La chimie des instants
Alors que la photographie s'éjecte de l’appareil, ce que je tentais de retenir n’était rien d’autre qu’un moment familier, une scène presque banale ou bien un instant « plein » mais un peu fragile, déjà vibrant de sa future disparition. Pourtant, j’ai ressenti le besoin de solidifier ce moment, de fixer cette scène pour ce qu’elle est, juste, à ce moment. Parce qu’elle fera partie d’autre chose, plus tard.
Le polaroid se développe dans ma poche, libérant doucement les contours d'une image pas si instantanée que cela, mais qui s'offrira tout de même bientôt à mon regard avide. Ce premier regard donné à la photographie à peine développée est celui d’un enfant.
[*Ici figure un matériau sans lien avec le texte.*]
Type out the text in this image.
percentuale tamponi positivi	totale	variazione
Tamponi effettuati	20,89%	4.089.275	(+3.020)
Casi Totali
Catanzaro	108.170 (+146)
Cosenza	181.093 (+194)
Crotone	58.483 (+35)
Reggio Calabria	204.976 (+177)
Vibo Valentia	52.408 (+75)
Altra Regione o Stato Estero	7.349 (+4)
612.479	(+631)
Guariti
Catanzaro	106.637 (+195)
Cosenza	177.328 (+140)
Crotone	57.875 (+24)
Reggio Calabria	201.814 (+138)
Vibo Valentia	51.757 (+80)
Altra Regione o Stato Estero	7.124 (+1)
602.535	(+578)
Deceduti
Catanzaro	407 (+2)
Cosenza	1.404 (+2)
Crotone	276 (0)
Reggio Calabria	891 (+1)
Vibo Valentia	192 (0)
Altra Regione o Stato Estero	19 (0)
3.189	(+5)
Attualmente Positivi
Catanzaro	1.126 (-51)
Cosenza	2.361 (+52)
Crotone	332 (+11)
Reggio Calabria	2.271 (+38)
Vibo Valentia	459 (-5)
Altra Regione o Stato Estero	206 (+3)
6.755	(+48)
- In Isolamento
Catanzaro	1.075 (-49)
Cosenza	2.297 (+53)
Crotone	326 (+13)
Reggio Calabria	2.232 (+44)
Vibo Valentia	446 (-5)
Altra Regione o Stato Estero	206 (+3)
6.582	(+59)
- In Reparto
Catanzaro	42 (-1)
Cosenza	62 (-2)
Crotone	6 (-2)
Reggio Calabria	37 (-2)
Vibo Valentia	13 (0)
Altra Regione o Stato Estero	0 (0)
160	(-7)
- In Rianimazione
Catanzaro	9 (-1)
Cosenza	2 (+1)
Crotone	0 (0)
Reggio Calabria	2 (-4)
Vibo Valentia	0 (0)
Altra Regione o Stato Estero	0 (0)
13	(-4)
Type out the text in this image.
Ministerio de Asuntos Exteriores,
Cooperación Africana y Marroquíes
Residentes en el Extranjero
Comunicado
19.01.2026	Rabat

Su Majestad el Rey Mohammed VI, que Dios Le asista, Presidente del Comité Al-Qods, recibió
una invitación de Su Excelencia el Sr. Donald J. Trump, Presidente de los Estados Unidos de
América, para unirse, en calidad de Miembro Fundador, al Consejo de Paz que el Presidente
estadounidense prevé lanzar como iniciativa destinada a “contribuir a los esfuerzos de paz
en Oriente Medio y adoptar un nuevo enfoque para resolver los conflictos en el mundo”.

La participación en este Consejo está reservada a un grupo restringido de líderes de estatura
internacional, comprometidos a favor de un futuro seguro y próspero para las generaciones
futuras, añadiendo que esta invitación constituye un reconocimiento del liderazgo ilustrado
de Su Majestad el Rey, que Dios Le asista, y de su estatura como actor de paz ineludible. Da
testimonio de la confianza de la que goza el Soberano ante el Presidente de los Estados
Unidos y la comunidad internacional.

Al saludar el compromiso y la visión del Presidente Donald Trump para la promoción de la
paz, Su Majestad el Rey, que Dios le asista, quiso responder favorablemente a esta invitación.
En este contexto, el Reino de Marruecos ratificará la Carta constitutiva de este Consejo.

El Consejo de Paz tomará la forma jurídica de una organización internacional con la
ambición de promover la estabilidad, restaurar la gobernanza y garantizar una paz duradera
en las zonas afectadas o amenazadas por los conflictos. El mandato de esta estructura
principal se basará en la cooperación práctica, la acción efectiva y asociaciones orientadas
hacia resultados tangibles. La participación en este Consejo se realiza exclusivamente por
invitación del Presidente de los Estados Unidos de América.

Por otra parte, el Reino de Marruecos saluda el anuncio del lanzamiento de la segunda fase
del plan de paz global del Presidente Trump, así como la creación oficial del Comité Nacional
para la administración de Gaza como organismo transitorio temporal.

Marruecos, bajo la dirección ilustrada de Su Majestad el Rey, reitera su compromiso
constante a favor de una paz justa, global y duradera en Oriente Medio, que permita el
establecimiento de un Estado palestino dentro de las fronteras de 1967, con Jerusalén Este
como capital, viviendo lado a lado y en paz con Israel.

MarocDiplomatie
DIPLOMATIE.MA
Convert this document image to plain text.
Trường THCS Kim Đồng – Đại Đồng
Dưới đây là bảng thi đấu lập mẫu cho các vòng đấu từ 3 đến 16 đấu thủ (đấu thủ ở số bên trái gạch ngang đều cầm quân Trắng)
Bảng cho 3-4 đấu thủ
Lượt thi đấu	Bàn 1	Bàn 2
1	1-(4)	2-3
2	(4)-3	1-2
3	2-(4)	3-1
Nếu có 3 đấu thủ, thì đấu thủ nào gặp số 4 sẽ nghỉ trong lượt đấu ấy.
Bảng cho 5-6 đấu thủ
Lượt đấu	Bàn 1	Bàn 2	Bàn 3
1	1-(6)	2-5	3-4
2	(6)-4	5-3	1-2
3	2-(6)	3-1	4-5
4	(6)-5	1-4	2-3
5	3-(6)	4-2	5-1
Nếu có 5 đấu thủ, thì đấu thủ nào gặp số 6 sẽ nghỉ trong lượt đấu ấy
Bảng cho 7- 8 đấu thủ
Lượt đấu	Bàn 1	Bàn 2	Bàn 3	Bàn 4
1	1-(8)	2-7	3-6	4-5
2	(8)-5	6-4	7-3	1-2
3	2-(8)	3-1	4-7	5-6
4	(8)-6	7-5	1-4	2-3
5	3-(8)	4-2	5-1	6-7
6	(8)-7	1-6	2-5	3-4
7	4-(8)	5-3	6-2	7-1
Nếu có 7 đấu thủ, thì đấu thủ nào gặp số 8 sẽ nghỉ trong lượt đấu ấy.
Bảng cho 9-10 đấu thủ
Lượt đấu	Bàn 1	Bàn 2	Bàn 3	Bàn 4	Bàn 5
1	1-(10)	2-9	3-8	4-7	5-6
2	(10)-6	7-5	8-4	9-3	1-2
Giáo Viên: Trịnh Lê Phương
Un enfant qui continue de s’émerveiller d’être capable de capter l’image, qui s’étonne toujours de réaliser qu’une fois révélée, l’image est déjà devenue autre chose que ce qui était devant ses yeux quelques instants auparavant. Une transformation.
La photographie est au fond de ma poche, au chaud, puis en retrouvera bientôt d'autres, dans des boîtes, des boîtes en carton, en métal, à chaussures, à gants, des boîtes à photographies. Des boîtes closes dans lesquelles la sédimentation aura lieu, loin du regard, saturant l'atmosphère d'une chimie pâteuse toujours en action, toujours en mouvement.
Elle y restera longtemps, le temps de l’oublier puis de la retrouver.
La retrouvaille est souvent une déception ; pas amère, simplement le constat d’une vibration qui n’a pas duré. D’autres fois, l’image reste. Alors, elle ira rejoindre d’autres, en petits groupes, assemblées ou isolées, recréant parfois la fugacité d’un moment qui n'a peut-être pas eu lieu, ou qui aurait pu avoir lieu.